Our education system struggles to keep up with the incredible pace of change and has not fully adjusted to the demands of the global economy. For instance in 2012, of the 42,000 high schools in the U.S., only 2,100 - 5 percent - offered the Advanced Placement computer science course. To help more youth reach their potential, last year we recommended a National Talent Strategy in the United States to broaden access to computer science in high schools and allow computer science classes to count as math or science credits. This year, the Washington State Legislature passed legislation doing just that, bringing to 10 the number of states that recognize computer science in this manner.

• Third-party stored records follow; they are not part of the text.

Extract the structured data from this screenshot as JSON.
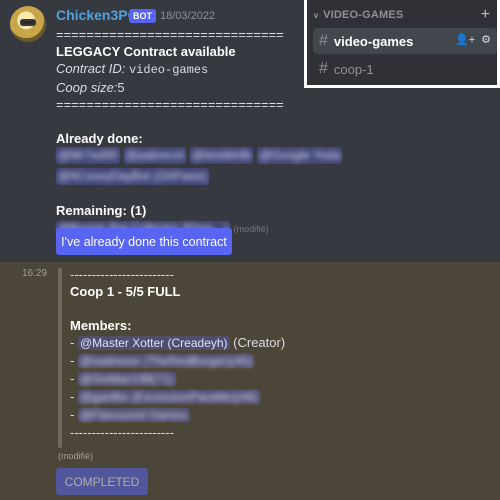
{
  "message1": {
    "author": "Chicken3PO",
    "bot_badge": "BOT",
    "timestamp": "18/03/2022",
    "separator": "==============================",
    "title": "LEGGACY Contract available",
    "contract_id_label": "Contract ID:",
    "contract_id_value": "video-games",
    "coop_size_label": "Coop size:",
    "coop_size_value": "5",
    "already_done_label": "Already done:",
    "already_done_mentions": [
      "@Mr7ed00",
      "@pabrecol",
      "@bestkk9k",
      "@Google Yoda",
      "@ItCoveyDayBot (GhPaws)"
    ],
    "remaining_label": "Remaining: (1)",
    "remaining_mentions": [
      "@Bossin Bat Collector (Khan...)"
    ],
    "edited_label": "(modifié)",
    "button_label": "I've already done this contract"
  },
  "message2": {
    "timestamp": "16:29",
    "dash_line": "------------------------",
    "coop_title": "Coop 1 - 5/5 FULL",
    "members_label": "Members:",
    "creator_mention": "@Master Xotter (Creadeyh)",
    "creator_suffix": "(Creator)",
    "member_mentions": [
      "@sadnessr (TheRedBurger)(45)",
      "@SixMan198(71)",
      "@ganfbo (ExcessiveParaMe)(49)",
      "@Flavoured Games"
    ],
    "bullet": "-",
    "edited_label": "(modifié)",
    "button_label": "COMPLETED"
  },
  "channel_popup": {
    "category": "VIDEO-GAMES",
    "plus_icon": "+",
    "channels": [
      {
        "name": "video-games",
        "active": true
      },
      {
        "name": "coop-1",
        "active": false
      }
    ]
  },
  "colors": {
    "background": "#36393f",
    "highlight_message": "#4b4637",
    "blurple": "#5865f2",
    "author": "#4fa3e0"
  }
}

We hope to see more states adopt similar policies related to computer science education, but we're not waiting for public policy to catch up with the needs of young people. At Microsoft, we partner with high schools across the U.S. to teach computer science classes through TEALS -- Technology Education And Literacy in Schools -- a Microsoft YouthSpark program. TEALS is placing 280 trained industry software engineers as volunteers into classrooms this school year to "co-teach" with in-service teachers. These volunteers include staff from technology companies all over the U.S., bringing real-world computer science expertise into classrooms.
We're proud of the results these volunteers generate. In 2012, TEALS students averaged a 3.47 score on the national Advanced Placement Computer Science test, which is above the national average of 3.05. In a nation that graduates less than 2.4 percent of college students with degrees in computer science, this is a hopeful sign of progress in inspiring and preparing more students to pursue computer science at the university level. This school year, we're doubling our commitment to TEALS, expanding to 70 schools in 12 states, including nine here in New York, and reaching more than 3,000 students.
In the first year of YouthSpark, which includes programs such as TEALS, Microsoft created new education, employment, and entrepreneurship opportunities for 103 million young people around the world. In partnership with 186 youth-focused nonprofits and through our own programs and products, young people gained the education, skills, and inspiration to pursue new careers in high-demand fields.
We have been inspired by the leadership of youth and their passion to seize opportunities to enhance not only their own lives, but also the world around them. We aim to reach 200 million more youth over the next two years. It's a big goal, but we're encouraged by the words of young people like Jeremy Moore, of Beattyville, Kentucky. Jeremy took a computer science class through TEALS and he is now motivated to pursue a future career in technology. "I thought I wouldn't go to college, and now I am considering it, and it changed my life," Jeremy told us last year.
As Jeremy has taught us, improving access to computer science education not only creates opportunities, it changes lives.